Dez livros para comprar na Feira
Livro nove: Ao Largo da Vida, de Rainer Maria Rilke
Tradução de Isabel Castro Silva
Edição Ítaca, 2017
117 páginas
O que mais impressiona nesta obra de estreia em prosa do grande escritor de expressão germânica nascido no Império Austro-Húngaro é a plena maturidade do seu conteúdo, dado à estampa em 1898, quando o autor mal completara 22 anos. Ao Largo da Vida – pequeno volume de “novelas e esboços” em que apenas um dos textos se poderá considerar novela e os restantes são contos, aliás magníficos – propicia-nos personagens confrontadas com a dor, a doença, o luto, a velhice e a morte. Temas que se esperariam de um livro redigido por alguém com uma idade bastante mais avançada.
Seria talvez a sua sensibilidade poética a falar por ele: Rainer Maria Rilke foi acima de tudo um poeta, mesmo quando escrevia em prosa, como esta obra até agora inédita no mercado editorial português bem demonstra. De resto, a tradução merece elogio por respeitar o mais possível a musicalidade da escrita – sempre complexa, por mais simples que pareça.
Diz-se que o poeta não só sente: também pressente. Pressentiria o ainda tão jovem Rilke – falecido em 1926, com apenas 51 anos – que metade da sua vida estava já quase cumprida no momento em que escrevia estes “esboços” marcados por uma mágoa tão serena e luminosa?
A pergunta faz sentido ao lermos Festa em Família, onde somos introduzidos numa velha casa onde quase todas as cadeiras estão associadas a um óbito.
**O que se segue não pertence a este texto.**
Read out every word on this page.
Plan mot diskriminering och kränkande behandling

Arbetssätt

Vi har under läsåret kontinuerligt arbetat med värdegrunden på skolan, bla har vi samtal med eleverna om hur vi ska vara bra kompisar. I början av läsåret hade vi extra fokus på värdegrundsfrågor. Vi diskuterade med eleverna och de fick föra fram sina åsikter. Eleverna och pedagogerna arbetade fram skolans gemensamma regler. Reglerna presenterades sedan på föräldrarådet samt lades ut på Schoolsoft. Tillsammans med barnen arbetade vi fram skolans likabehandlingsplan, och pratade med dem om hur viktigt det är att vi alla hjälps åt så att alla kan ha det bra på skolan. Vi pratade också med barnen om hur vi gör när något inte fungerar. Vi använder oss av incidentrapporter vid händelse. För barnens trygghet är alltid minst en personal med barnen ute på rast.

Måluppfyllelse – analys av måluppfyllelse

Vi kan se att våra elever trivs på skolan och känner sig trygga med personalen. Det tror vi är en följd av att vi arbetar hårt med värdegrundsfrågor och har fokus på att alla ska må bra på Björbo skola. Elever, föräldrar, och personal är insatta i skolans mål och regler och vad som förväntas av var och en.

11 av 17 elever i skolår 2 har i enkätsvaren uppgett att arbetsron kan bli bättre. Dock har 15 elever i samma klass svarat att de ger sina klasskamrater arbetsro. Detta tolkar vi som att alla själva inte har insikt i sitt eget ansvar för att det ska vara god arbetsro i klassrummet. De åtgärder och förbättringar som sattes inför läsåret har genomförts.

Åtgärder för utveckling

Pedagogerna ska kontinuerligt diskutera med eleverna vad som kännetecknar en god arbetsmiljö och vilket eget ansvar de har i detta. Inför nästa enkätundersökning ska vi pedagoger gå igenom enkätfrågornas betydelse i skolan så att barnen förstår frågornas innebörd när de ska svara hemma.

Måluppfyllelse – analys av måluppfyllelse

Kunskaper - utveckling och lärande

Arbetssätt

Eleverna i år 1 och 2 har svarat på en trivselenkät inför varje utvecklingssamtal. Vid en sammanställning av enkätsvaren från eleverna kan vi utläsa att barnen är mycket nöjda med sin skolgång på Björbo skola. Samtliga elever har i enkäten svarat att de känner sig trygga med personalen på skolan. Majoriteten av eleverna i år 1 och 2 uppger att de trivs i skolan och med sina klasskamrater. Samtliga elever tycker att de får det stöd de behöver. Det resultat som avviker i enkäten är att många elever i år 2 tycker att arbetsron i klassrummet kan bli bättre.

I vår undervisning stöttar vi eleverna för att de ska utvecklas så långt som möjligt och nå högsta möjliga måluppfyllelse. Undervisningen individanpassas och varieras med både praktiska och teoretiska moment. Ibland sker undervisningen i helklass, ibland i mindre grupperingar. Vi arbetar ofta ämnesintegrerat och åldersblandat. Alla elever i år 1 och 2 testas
Ou ao conhecermos a amargura de uma mãe servindo talvez a última chávena de chá ao filho acamado devido a uma grave doença cardíaca. Ou ao acompanharmos a revolta interior de um jovem de pernas paralisadas que passa os seus dias a talhar imagens da Virgem Maria com o rosto de uma inacessível mulher terrena. Ou ao lermos esse conto simplesmente intitulado O Menino Jesus que é uma das mais ternas, tristes e tocantes histórias de Natal que jamais alguém escreveu.
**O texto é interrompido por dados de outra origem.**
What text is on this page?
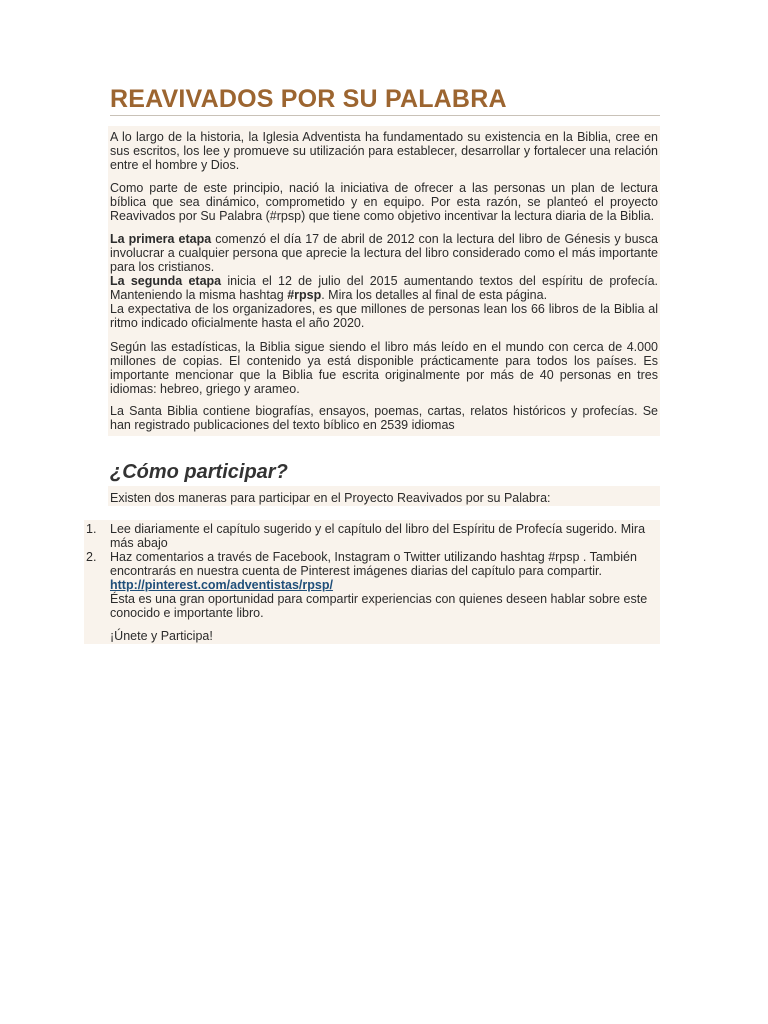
REAVIVADOS POR SU PALABRA

A lo largo de la historia, la Iglesia Adventista ha fundamentado su existencia en la Biblia, cree en sus escritos, los lee y promueve su utilización para establecer, desarrollar y fortalecer una relación entre el hombre y Dios.

Como parte de este principio, nació la iniciativa de ofrecer a las personas un plan de lectura bíblica que sea dinámico, comprometido y en equipo. Por esta razón, se planteó el proyecto Reavivados por Su Palabra (#rpsp) que tiene como objetivo incentivar la lectura diaria de la Biblia.

La primera etapa comenzó el día 17 de abril de 2012 con la lectura del libro de Génesis y busca involucrar a cualquier persona que aprecie la lectura del libro considerado como el más importante para los cristianos.

La segunda etapa inicia el 12 de julio del 2015 aumentando textos del espíritu de profecía. Manteniendo la misma hashtag #rpsp. Mira los detalles al final de esta página.

La expectativa de los organizadores, es que millones de personas lean los 66 libros de la Biblia al ritmo indicado oficialmente hasta el año 2020.

Según las estadísticas, la Biblia sigue siendo el libro más leído en el mundo con cerca de 4.000 millones de copias. El contenido ya está disponible prácticamente para todos los países. Es importante mencionar que la Biblia fue escrita originalmente por más de 40 personas en tres idiomas: hebreo, griego y arameo.

La Santa Biblia contiene biografías, ensayos, poemas, cartas, relatos históricos y profecías. Se han registrado publicaciones del texto bíblico en 2539 idiomas

¿Cómo participar?

Existen dos maneras para participar en el Proyecto Reavivados por su Palabra:

1. Lee diariamente el capítulo sugerido y el capítulo del libro del Espíritu de Profecía sugerido. Mira más abajo
2. Haz comentarios a través de Facebook, Instagram o Twitter utilizando hashtag #rpsp . También encontrarás en nuestra cuenta de Pinterest imágenes diarias del capítulo para compartir. http://pinterest.com/adventistas/rpsp/
Ésta es una gran oportunidad para compartir experiencias con quienes deseen hablar sobre este conocido e importante libro.
¡Únete y Participa!
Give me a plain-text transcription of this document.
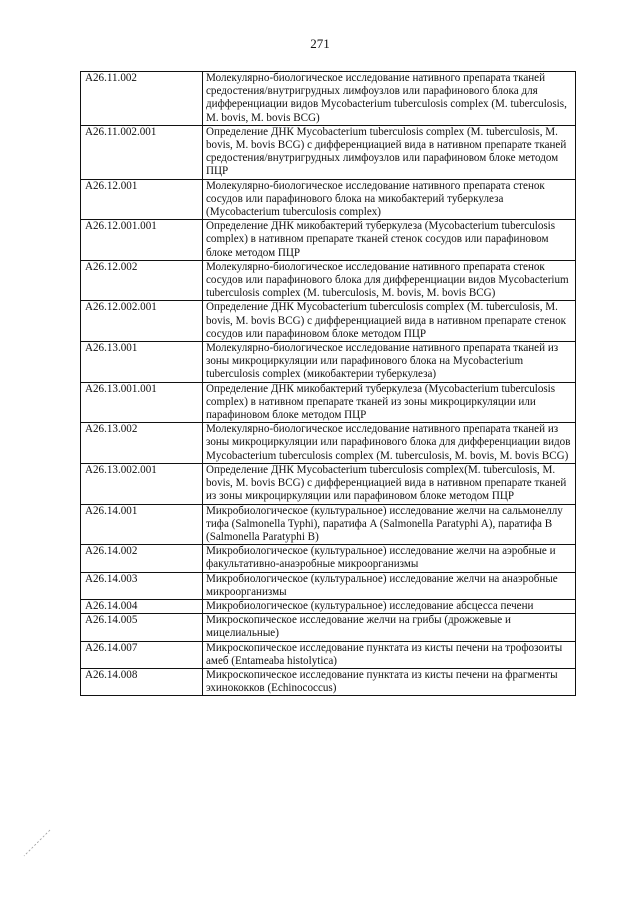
271
A26.11.002	Молекулярно-биологическое исследование нативного препарата тканей средостения/внутригрудных лимфоузлов или парафинового блока для дифференциации видов Mycobacterium tuberculosis complex (M. tuberculosis, M. bovis, M. bovis BCG)
A26.11.002.001	Определение ДНК Mycobacterium tuberculosis complex (M. tuberculosis, M. bovis, M. bovis BCG) с дифференциацией вида в нативном препарате тканей средостения/внутригрудных лимфоузлов или парафиновом блоке методом ПЦР
A26.12.001	Молекулярно-биологическое исследование нативного препарата стенок сосудов или парафинового блока на микобактерий туберкулеза (Mycobacterium tuberculosis complex)
A26.12.001.001	Определение ДНК микобактерий туберкулеза (Mycobacterium tuberculosis complex) в нативном препарате тканей стенок сосудов или парафиновом блоке методом ПЦР
A26.12.002	Молекулярно-биологическое исследование нативного препарата стенок сосудов или парафинового блока для дифференциации видов Mycobacterium tuberculosis complex (M. tuberculosis, M. bovis, M. bovis BCG)
A26.12.002.001	Определение ДНК Mycobacterium tuberculosis complex (M. tuberculosis, M. bovis, M. bovis BCG) с дифференциацией вида в нативном препарате стенок сосудов или парафиновом блоке методом ПЦР
A26.13.001	Молекулярно-биологическое исследование нативного препарата тканей из зоны микроциркуляции или парафинового блока на Mycobacterium tuberculosis complex (микобактерии туберкулеза)
A26.13.001.001	Определение ДНК микобактерий туберкулеза (Mycobacterium tuberculosis complex) в нативном препарате тканей из зоны микроциркуляции или парафиновом блоке методом ПЦР
A26.13.002	Молекулярно-биологическое исследование нативного препарата тканей из зоны микроциркуляции или парафинового блока для дифференциации видов Mycobacterium tuberculosis complex (M. tuberculosis, M. bovis, M. bovis BCG)
A26.13.002.001	Определение ДНК Mycobacterium tuberculosis complex(M. tuberculosis, M. bovis, M. bovis BCG) с дифференциацией вида в нативном препарате тканей из зоны микроциркуляции или парафиновом блоке методом ПЦР
A26.14.001	Микробиологическое (культуральное) исследование желчи на сальмонеллу тифа (Salmonella Typhi), паратифа A (Salmonella Paratyphi A), паратифа B (Salmonella Paratyphi B)
A26.14.002	Микробиологическое (культуральное) исследование желчи на аэробные и факультативно-анаэробные микроорганизмы
A26.14.003	Микробиологическое (культуральное) исследование желчи на анаэробные микроорганизмы
A26.14.004	Микробиологическое (культуральное) исследование абсцесса печени
A26.14.005	Микроскопическое исследование желчи на грибы (дрожжевые и мицелиальные)
A26.14.007	Микроскопическое исследование пунктата из кисты печени на трофозоиты амеб (Entameaba histolytica)
A26.14.008	Микроскопическое исследование пунктата из кисты печени на фрагменты эхинококков (Echinococcus)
A melhor homenagem que pode prestar-se a este livro é considerá-lo uma via de comunicação directa com a poesia de Rilke. Aliás podiam servir-lhe de epígrafe estes versos dele que Jorge de Sena tão bem transpôs para português: “Que fazes tu, poeta? Diz! — Eu canto. / Mas o mortal e monstruoso espanto / Como o suportas? — Canto. / E o que nome não tem, tu podes tanto / Que o possas nomear, poeta? — Canto.”